Grégoire Delacourt raconte les souvenirs déclenchés par la mort de son frère, retrouvé seul dans sa maison de Roubaix, victime d’une chute tragique. Avec le décès viennent les funérailles, le deuil, et surgissent les souvenirs, les beaux comme les moins beaux puisqu’il est question de violence familiale, de sentiments difficiles et de traumatismes.
Très personnel
«Avec L’enfant réparé, c’est sans doute mon livre le plus personnel», révèle Grégoire Delacourt, en entrevue. «Et en même temps, il y a quelque chose d’universel parce qu’il parle d’une autre personne, qui est mon frère. Donc, il est personnel pour moi, mais il est personnel aussi dans l’autre. Il a quelque chose de très joyeux et de pas tourné vers moi: c’est moi tourné vers l’autre.»

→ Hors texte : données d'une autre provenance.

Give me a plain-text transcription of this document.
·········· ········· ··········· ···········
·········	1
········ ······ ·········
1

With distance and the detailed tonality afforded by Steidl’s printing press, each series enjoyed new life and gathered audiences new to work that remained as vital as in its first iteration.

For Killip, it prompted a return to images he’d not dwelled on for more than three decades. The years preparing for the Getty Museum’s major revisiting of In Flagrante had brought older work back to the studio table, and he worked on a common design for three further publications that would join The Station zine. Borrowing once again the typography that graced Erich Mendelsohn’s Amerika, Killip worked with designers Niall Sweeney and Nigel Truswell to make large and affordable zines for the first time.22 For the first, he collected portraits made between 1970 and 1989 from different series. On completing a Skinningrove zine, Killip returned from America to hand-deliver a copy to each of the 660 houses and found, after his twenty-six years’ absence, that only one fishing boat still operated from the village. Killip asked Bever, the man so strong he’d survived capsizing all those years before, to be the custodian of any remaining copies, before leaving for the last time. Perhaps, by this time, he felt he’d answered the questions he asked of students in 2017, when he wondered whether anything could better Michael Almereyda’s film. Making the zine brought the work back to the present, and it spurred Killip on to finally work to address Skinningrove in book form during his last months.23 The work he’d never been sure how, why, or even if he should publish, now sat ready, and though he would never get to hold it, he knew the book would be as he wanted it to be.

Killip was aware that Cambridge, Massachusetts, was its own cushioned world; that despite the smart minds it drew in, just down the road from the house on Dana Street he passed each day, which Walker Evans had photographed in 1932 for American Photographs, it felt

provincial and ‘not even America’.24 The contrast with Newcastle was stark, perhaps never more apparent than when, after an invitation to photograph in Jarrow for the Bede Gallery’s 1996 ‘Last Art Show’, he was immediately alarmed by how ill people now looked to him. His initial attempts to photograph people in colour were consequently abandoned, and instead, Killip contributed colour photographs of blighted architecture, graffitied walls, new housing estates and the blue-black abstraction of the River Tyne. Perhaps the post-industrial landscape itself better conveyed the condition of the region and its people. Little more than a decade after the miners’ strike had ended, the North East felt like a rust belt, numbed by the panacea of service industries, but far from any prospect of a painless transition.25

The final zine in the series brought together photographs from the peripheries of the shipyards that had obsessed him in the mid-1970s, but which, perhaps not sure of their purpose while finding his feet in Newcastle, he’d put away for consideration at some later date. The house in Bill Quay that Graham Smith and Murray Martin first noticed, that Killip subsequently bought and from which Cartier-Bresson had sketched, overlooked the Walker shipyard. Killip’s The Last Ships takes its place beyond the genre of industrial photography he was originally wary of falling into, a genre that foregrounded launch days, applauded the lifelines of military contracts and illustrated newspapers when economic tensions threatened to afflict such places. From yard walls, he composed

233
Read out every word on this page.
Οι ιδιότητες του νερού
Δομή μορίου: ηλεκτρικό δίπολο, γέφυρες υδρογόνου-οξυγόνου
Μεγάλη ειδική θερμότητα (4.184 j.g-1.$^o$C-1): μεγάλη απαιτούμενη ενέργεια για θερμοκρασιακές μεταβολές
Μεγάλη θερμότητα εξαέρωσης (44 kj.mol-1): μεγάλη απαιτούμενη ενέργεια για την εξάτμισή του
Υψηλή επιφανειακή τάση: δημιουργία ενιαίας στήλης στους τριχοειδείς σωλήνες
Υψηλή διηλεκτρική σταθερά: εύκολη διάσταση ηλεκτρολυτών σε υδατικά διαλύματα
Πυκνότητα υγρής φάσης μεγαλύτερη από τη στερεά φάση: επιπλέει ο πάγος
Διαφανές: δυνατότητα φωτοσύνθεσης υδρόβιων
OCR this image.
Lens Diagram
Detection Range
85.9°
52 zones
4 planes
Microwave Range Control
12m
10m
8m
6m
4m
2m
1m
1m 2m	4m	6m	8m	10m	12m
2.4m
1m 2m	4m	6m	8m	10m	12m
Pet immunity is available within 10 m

L’écrivain précise qu’on est dans le récit... mais aussi dans le roman. «Il y a une part de roman, surtout dans la deuxième partie du texte, parce que moi, j’ai la réalité, mais je n’ai pas toujours la vérité: on ne sait pas. De même, sa mort, par exemple: on suppose qu’il est tombé. C’est ce qu’a dit la police. Mais je ne sais pas ce qui s’est passé, donc là, il y a du roman.»
«Mais le roman permet d’aller loin et d’essayer de trouver cette vérité, quelque chose d’universel qui nous relie tous, à partir de mon chagrin et de la mort d’un homme.»
Renouer avec son frère
L’écrivain français dit que le roman a commencé avant le décès de son frère, avec qui les liens étaient coupés depuis longtemps: «J’avais commencé à lui écrire, une petite année avant son décès, sur les conseils d’un psy qui m’avait dit: “Écrivez-lui, quand même, parce que je pense que c’est important pour votre frère de savoir qu’il existe encore pour vous”».
Grégoire Delacourt a su par la famille que son frère avait été extrêmement touché. Il lui a écrit une deuxième fois et lui a commandé des repas pour son anniversaire. «J’étais à New York, lui était dans le nord de la France. Malheureusement, au moment où je me suis dit que j’avais envie d’aller vers lui, de renouer avec lui, il est mort. Je suis revenu pour l’enterrement.»
Continuer d’écrire...
Il a continué à lui écrire, d’une certaine manière. «J’avais un carnet de notes où j’ai noté plein de choses, pendant deux ans. Des souvenirs, des petites choses. Un petit peu comme si je voulais le retenir, comme du sable, et on ne veut pas que la main soit vide à la fin de la journée...»
En septembre dernier, il s’est demandé quoi faire avec ce qui lui faisait penser à un album de photos et de souvenirs. «J’aime bien que le livre soit l’aboutissement de quelque chose. J’ai créé, au fil de l’eau, pendant deux ans, ce livre, pour lui redonner vie, d’une certaine manière.»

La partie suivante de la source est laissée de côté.